After watching this for several cycles, in 2019 I wrote this piece in the Minneapolis Star Tribune, based in part on research done by my students at St. Thomas, who identified South Dakota as a good model. I suggested three things: Use majority instead of unanimous votes, have a commission conduct hearings to allow more cases be heard. and ditch the "pardon extraordinary." 

In 2020, we got buy-in and support for a bill we drafted from Gov. Tim Walz, who made his support public. We didn't get it through the legislature, though.

I kept trying. And for three years, I failed. It was hard to fail over and over. 

Then in 2023, the stars aligned, and we got the legislation through by bundling it with a number of other proposals in criminal justice, as various groups offered a common slate. Our bill was sponsored by MN Rep. Esther Agbaje, who did a great job with it-- and it passed! I later wrote about that in The Atlantic, and Dan Barry wrote a great piece for the New York Times about the first hearing under the old system but with only a 2-1 vote required to grant.

Friday of this week was the first hearing under the new system, as the Pardon Board (the governor, attorney general and chief justice) considered cases passed to them with recommendations from the new Clemency Commission (which had conducted the hearings). 

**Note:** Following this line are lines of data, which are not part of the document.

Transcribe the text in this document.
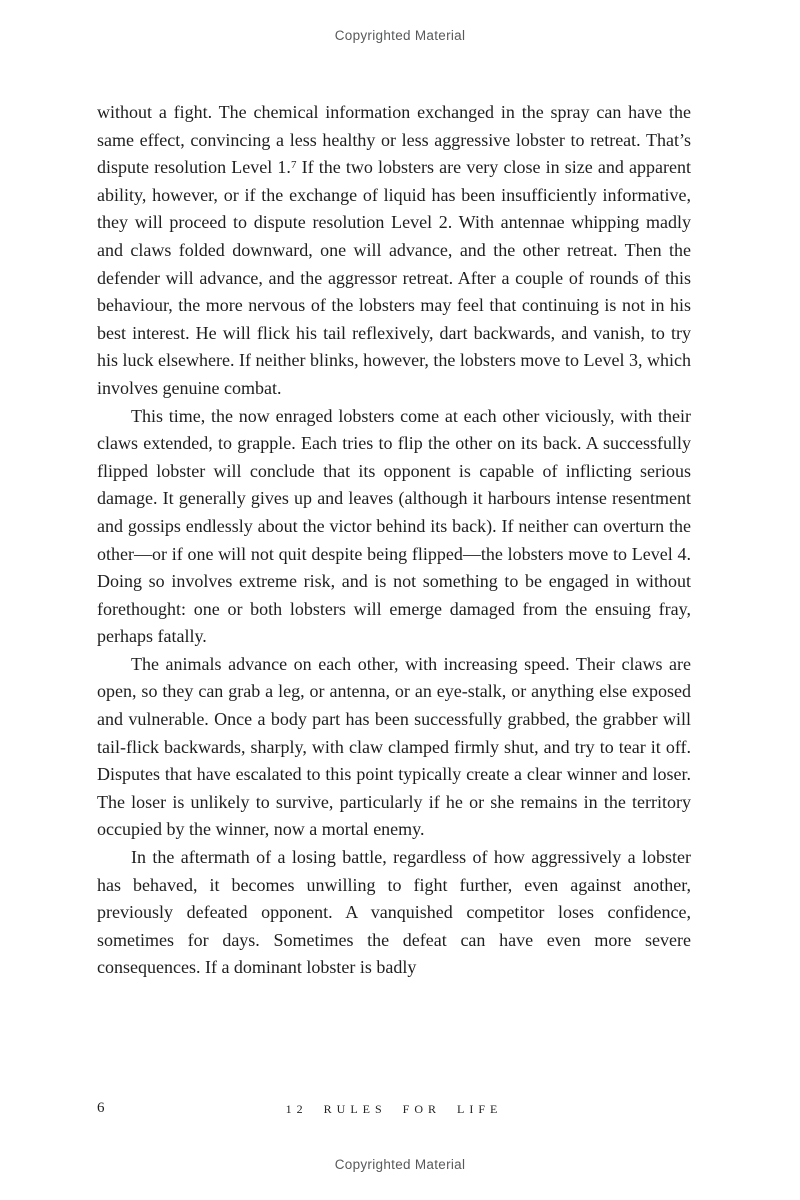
Copyrighted Material

without a fight. The chemical information exchanged in the spray can have the same effect, convincing a less healthy or less aggressive lobster to retreat. That’s dispute resolution Level 1.$^7$ If the two lobsters are very close in size and apparent ability, however, or if the exchange of liquid has been insufficiently informative, they will proceed to dispute resolution Level 2. With antennae whipping madly and claws folded downward, one will advance, and the other retreat. Then the defender will advance, and the aggressor retreat. After a couple of rounds of this behaviour, the more nervous of the lobsters may feel that continuing is not in his best interest. He will flick his tail reflexively, dart backwards, and vanish, to try his luck elsewhere. If neither blinks, however, the lobsters move to Level 3, which involves genuine combat.

This time, the now enraged lobsters come at each other viciously, with their claws extended, to grapple. Each tries to flip the other on its back. A successfully flipped lobster will conclude that its opponent is capable of inflicting serious damage. It generally gives up and leaves (although it harbours intense resentment and gossips endlessly about the victor behind its back). If neither can overturn the other—or if one will not quit despite being flipped—the lobsters move to Level 4. Doing so involves extreme risk, and is not something to be engaged in without forethought: one or both lobsters will emerge damaged from the ensuing fray, perhaps fatally.

The animals advance on each other, with increasing speed. Their claws are open, so they can grab a leg, or antenna, or an eye-stalk, or anything else exposed and vulnerable. Once a body part has been successfully grabbed, the grabber will tail-flick backwards, sharply, with claw clamped firmly shut, and try to tear it off. Disputes that have escalated to this point typically create a clear winner and loser. The loser is unlikely to survive, particularly if he or she remains in the territory occupied by the winner, now a mortal enemy.

In the aftermath of a losing battle, regardless of how aggressively a lobster has behaved, it becomes unwilling to fight further, even against another, previously defeated opponent. A vanquished competitor loses confidence, sometimes for days. Sometimes the defeat can have even more severe consequences. If a dominant lobster is badly

6	12 RULES FOR LIFE
Copyrighted Material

I was anxious to see how it would go. I was stuck in traffic headed over there, and would barely make it for the 9:30 start. I jammed my car into a snowbank across the street from the hearing room and tried to pay. The machine rejected every card I had, though, so I gave up and took my chances. 

In the room, something amazing happened. The Board accepted every one of the recommendation made by the Commission, and granted 32 petitions-- more than they had in a year not so long ago (and this would be just one of four such hearings a year). I was elated at this sudden flood of mercy. They did make some of the grants contingent on petitioners paying off parking tickets-- a requirement I cringed at, thinking about my illegally-parked car.

After the hearing, I walked up to Gov. Walz. He smiled and asked "So is that what you wanted to see?" 

I nodded and said "You betcha," because that's what we say in Minnesota. But I was thinking "Oh, hell yes!" 

I talked to some others, including Keith Ellison and some old friends in the fight. Then I walked out the big metal doors into the cold air, across the street to the snowbank hugging my car, I leaned over to see if I got a ticket. It turned out I received grace, too. But... maybe this time I appreciated it a little more than usual.